従って、背圧室形成部材46は、中径部48Bよりも小径な小径部48Cだけに圧入することができる。これにより、背圧室形成部材46は、圧入するときの軸方向の圧入距離を短くすることができ、簡単な作業で正確な位置に、正確な姿勢で圧入することができる。しかも、背圧室形成部材46を正確な位置に圧入したことにより、背圧室形成部材46に取付けられた第2のブッシュ45も、軸線O−Oと同軸となる正確な位置に配置することができる。
この結果、第2のブッシュ45を第1のブッシュ44に対して同軸中心位置に配置できるから、各ブッシュ44,45に対する軸部43の摺動抵抗を小さくすることができ、弁体32の開閉弁動作を円滑に行うことができる。さらに、ソレノイド33の組立作業性を向上することができる。
また、背圧室形成部材46よりも大径な中径部48Bは、背圧室形成部材46の接触によって損傷することがないから、中径部48Bの寸法精度を高めることができる。即ち、中径部48Bは、可動鉄心38およびインサートコア40に対して近接して配置できる。この結果、可動鉄心38とインサートコア40との間の磁気抵抗を小さくして磁束の受け渡しをスムーズに行うことができ、開閉弁動作の性能を向上でき、緩衝器1(電磁式減衰力調整装置17)の動作性能を高めることができる。

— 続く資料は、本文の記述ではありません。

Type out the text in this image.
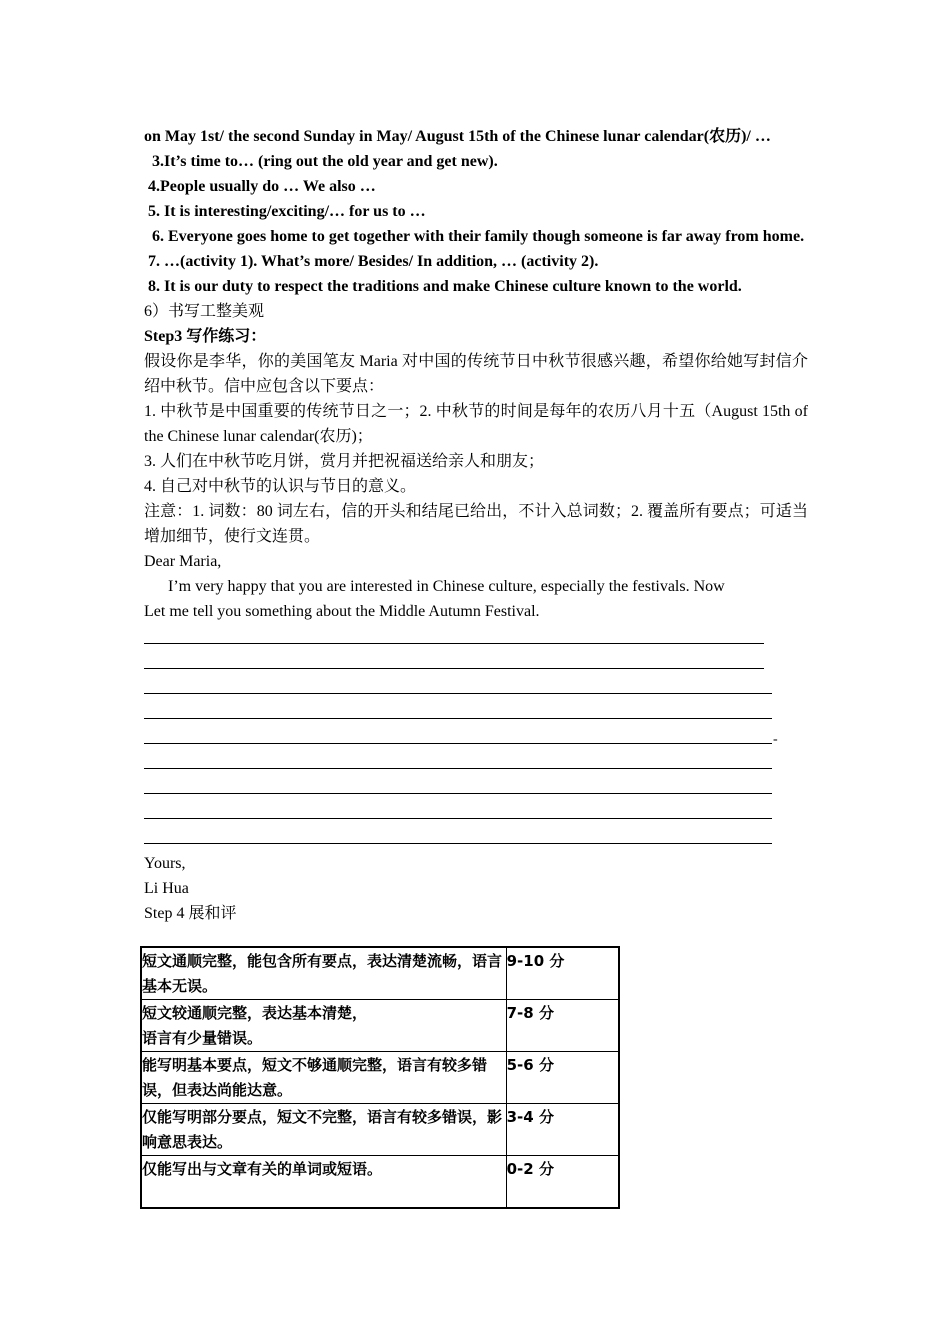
on May 1st/ the second Sunday in May/ August 15th of the Chinese lunar calendar(农历)/ …
3.It’s time to… (ring out the old year and get new).
4.People usually do … We also …
5. It is interesting/exciting/… for us to …
6. Everyone goes home to get together with their family though someone is far away from home.
7. …(activity 1). What’s more/ Besides/ In addition, … (activity 2).
8. It is our duty to respect the traditions and make Chinese culture known to the world.
6）书写工整美观
Step3 写作练习：
假设你是李华，你的美国笔友 Maria 对中国的传统节日中秋节很感兴趣，希望你给她写封信介绍中秋节。信中应包含以下要点：
1. 中秋节是中国重要的传统节日之一；2. 中秋节的时间是每年的农历八月十五（August 15th of the Chinese lunar calendar(农历)；
3. 人们在中秋节吃月饼，赏月并把祝福送给亲人和朋友；
4. 自己对中秋节的认识与节日的意义。
注意：1. 词数：80 词左右，信的开头和结尾已给出，不计入总词数；2. 覆盖所有要点；可适当增加细节，使行文连贯。
Dear Maria,
I’m very happy that you are interested in Chinese culture, especially the festivals. Now
Let me tell you something about the Middle Autumn Festival.
-
Yours,
Li Hua
Step 4 展和评
短文通顺完整，能包含所有要点，表达清楚流畅，语言基本无误。	9-10 分
短文较通顺完整，表达基本清楚，
语言有少量错误。	7-8 分
能写明基本要点，短文不够通顺完整，语言有较多错误，但表达尚能达意。	5-6 分
仅能写明部分要点，短文不完整，语言有较多错误，影响意思表达。	3-4 分
仅能写出与文章有关的单词或短语。	0-2 分
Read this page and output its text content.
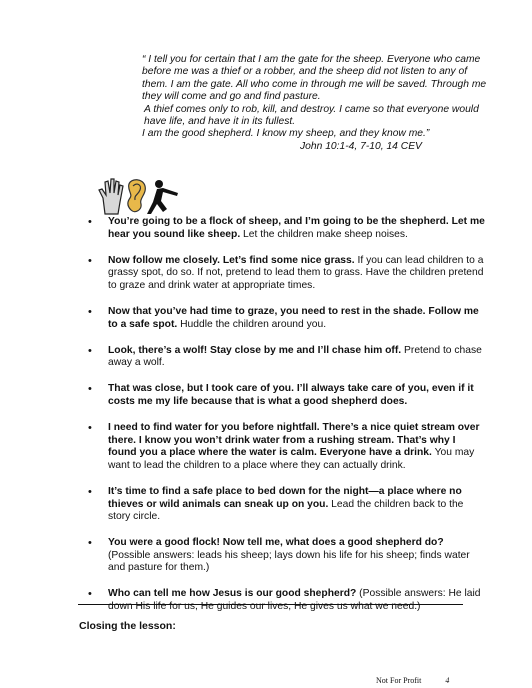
“ I tell you for certain that I am the gate for the sheep. Everyone who came before me was a thief or a robber, and the sheep did not listen to any of them. I am the gate. All who come in through me will be saved. Through me they will come and go and find pasture.
A thief comes only to rob, kill, and destroy. I came so that everyone would have life, and have it in its fullest.
I am the good shepherd. I know my sheep, and they know me.”
John 10:1-4, 7-10, 14 CEV
• You’re going to be a flock of sheep, and I’m going to be the shepherd. Let me hear you sound like sheep. Let the children make sheep noises.
• Now follow me closely. Let’s find some nice grass. If you can lead children to a grassy spot, do so. If not, pretend to lead them to grass. Have the children pretend to graze and drink water at appropriate times.
• Now that you’ve had time to graze, you need to rest in the shade. Follow me to a safe spot. Huddle the children around you.
• Look, there’s a wolf! Stay close by me and I’ll chase him off. Pretend to chase away a wolf.
• That was close, but I took care of you. I’ll always take care of you, even if it costs me my life because that is what a good shepherd does.
• I need to find water for you before nightfall. There’s a nice quiet stream over there. I know you won’t drink water from a rushing stream. That’s why I found you a place where the water is calm. Everyone have a drink. You may want to lead the children to a place where they can actually drink.
• It’s time to find a safe place to bed down for the night—a place where no thieves or wild animals can sneak up on you. Lead the children back to the story circle.
• You were a good flock! Now tell me, what does a good shepherd do? (Possible answers: leads his sheep; lays down his life for his sheep; finds water and pasture for them.)
• Who can tell me how Jesus is our good shepherd? (Possible answers: He laid down His life for us, He guides our lives, He gives us what we need.)
Closing the lesson:
Not For Profit	4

さらに、キャップ部材48は、大径部48A、中径部48Bおよび小径部48Cによって3段筒状に形成している。従って、キャップ部材48は、筒状部分を変形等に対する剛性をもった段付立体構造体として形成することができ、この部分の強度(剛性)を向上することができる。また、強度を高めることでキャップ部材48の寸法精度を向上することができる。これにより、キャップ部材48は、強度を十分に確保した状態で、板厚寸法tを小さくできるから、可動鉄心38とインサートコア40とを近接して配置でき、両者間での磁気抵抗を小さくして磁束の受け渡しをスムーズに行うことができる。

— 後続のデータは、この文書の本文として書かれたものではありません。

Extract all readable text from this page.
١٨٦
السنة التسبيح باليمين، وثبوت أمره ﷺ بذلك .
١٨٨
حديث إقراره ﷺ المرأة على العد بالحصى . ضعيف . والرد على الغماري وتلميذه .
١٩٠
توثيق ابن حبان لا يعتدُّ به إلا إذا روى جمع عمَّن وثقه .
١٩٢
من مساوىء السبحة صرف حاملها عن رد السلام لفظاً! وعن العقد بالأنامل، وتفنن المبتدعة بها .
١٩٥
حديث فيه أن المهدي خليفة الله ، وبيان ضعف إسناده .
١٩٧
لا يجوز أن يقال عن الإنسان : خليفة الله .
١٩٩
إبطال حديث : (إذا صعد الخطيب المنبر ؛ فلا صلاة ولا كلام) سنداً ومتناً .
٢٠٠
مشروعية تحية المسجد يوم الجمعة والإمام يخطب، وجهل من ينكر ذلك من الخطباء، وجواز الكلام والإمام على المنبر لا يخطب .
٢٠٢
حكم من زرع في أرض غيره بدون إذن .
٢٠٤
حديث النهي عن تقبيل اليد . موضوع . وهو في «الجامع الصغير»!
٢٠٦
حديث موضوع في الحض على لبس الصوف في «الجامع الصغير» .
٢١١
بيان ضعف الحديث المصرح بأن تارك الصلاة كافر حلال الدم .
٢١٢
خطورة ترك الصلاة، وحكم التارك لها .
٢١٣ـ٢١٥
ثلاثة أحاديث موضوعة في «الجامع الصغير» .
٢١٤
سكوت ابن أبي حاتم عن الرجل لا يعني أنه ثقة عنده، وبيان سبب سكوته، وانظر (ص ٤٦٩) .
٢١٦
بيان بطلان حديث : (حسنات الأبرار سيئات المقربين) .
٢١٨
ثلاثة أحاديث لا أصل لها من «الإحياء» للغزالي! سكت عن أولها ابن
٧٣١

なお、上述した実施の形態では、ソレノイド33を比例ソレノイドとして構成した場合を例に挙げて説明した。しかし、これに限らず、例えば、ON/OFFソレノイドとして構成してもよい。
また、実施の形態では、外筒2と内筒4とからなる複筒式の減衰力調整式油圧緩衝器1に電磁式減衰力調整装置17を装備した場合を例示している。しかし、本発明はこれに限らず、例えば、単筒式のシリンダを備えた油圧緩衝器に対して電磁式減衰力調整装置をシリンダ内に装備する構成としてもよい。
以上説明した実施形態に基づく減衰力調整式緩衝器として、例えば、以下に述べる態様のものが考えられる。

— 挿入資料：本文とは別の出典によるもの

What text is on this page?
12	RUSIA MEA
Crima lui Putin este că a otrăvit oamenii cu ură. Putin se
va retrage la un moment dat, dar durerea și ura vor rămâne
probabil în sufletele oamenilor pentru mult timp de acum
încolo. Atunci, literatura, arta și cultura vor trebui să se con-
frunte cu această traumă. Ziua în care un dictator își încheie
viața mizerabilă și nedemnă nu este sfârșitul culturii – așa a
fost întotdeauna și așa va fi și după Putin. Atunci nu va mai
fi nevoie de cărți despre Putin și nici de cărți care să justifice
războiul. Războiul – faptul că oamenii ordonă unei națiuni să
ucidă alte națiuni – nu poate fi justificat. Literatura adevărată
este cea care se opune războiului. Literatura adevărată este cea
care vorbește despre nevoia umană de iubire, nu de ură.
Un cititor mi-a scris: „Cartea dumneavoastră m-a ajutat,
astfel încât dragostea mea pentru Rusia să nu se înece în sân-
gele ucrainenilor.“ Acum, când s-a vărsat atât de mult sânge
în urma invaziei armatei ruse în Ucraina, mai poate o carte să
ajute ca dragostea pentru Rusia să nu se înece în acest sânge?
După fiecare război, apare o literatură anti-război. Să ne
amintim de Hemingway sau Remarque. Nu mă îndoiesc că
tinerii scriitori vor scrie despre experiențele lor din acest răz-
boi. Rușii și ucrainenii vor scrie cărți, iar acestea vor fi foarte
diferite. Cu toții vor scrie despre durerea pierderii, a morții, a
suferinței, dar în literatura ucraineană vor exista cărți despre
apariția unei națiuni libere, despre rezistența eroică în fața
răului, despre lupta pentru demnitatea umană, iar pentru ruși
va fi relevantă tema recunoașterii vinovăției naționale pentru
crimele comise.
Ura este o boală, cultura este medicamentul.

減衰力調整式緩衝器の第1の態様としては、作動流体が封入されるシリンダと、前記シリンダ内に挿入されて前記シリンダ内をロッド側室とボトム側室とに画成するピストンと、前記ピストンに連結されて前記シリンダの外部へ延びるピストンロッドと、前記ピストンロッドの伸縮によって前記作動流体の流れが生じる流路と、前記流路に設けられソレノイドによって開閉動作が調整される減衰力調整バルブと、を備えてなる減衰力調整式緩衝器であって、前記ソレノイドは、通電により磁力を発生するコイルと、前記コイルの内周側に配される有底筒状のキャップ部材と、前記キャップ部材の内周側に配され、軸方向へ移動可能に設けられる可動鉄心と、前記キャップ部材の内周側に配され、前記可動鉄心を吸引する固定鉄心と、前記コイルの外周を覆うオーバモールドと、前記可動鉄心の内周側に設けられ、内周側に連通路が形成される軸部と、前記軸部を支持するブッシュと、前記ブッシュを内周側に嵌合し、前記軸部の反固定鉄心側の端部と前記ブッシュとの間に背圧室を形成する有底筒状の背圧室形成部材と、を備え、前記軸部の固定鉄心側の端部には、前記減衰力調整バルブの弁体が設けられ、前記キャップ部材は、前記固定鉄心と径方向で対向する大径部と、前記大径部よりも前記底部側に位置して前記可動鉄心と径方向で対向する中径部と、前記中径部よりも前記底部側に位置して前記背圧室形成部材が圧入される小径部とを有している。
第2の態様としては、第1の態様において、前記ブッシュは2つ設けられ、第2のブッシュは前記固定鉄心の内周側に配されてなる。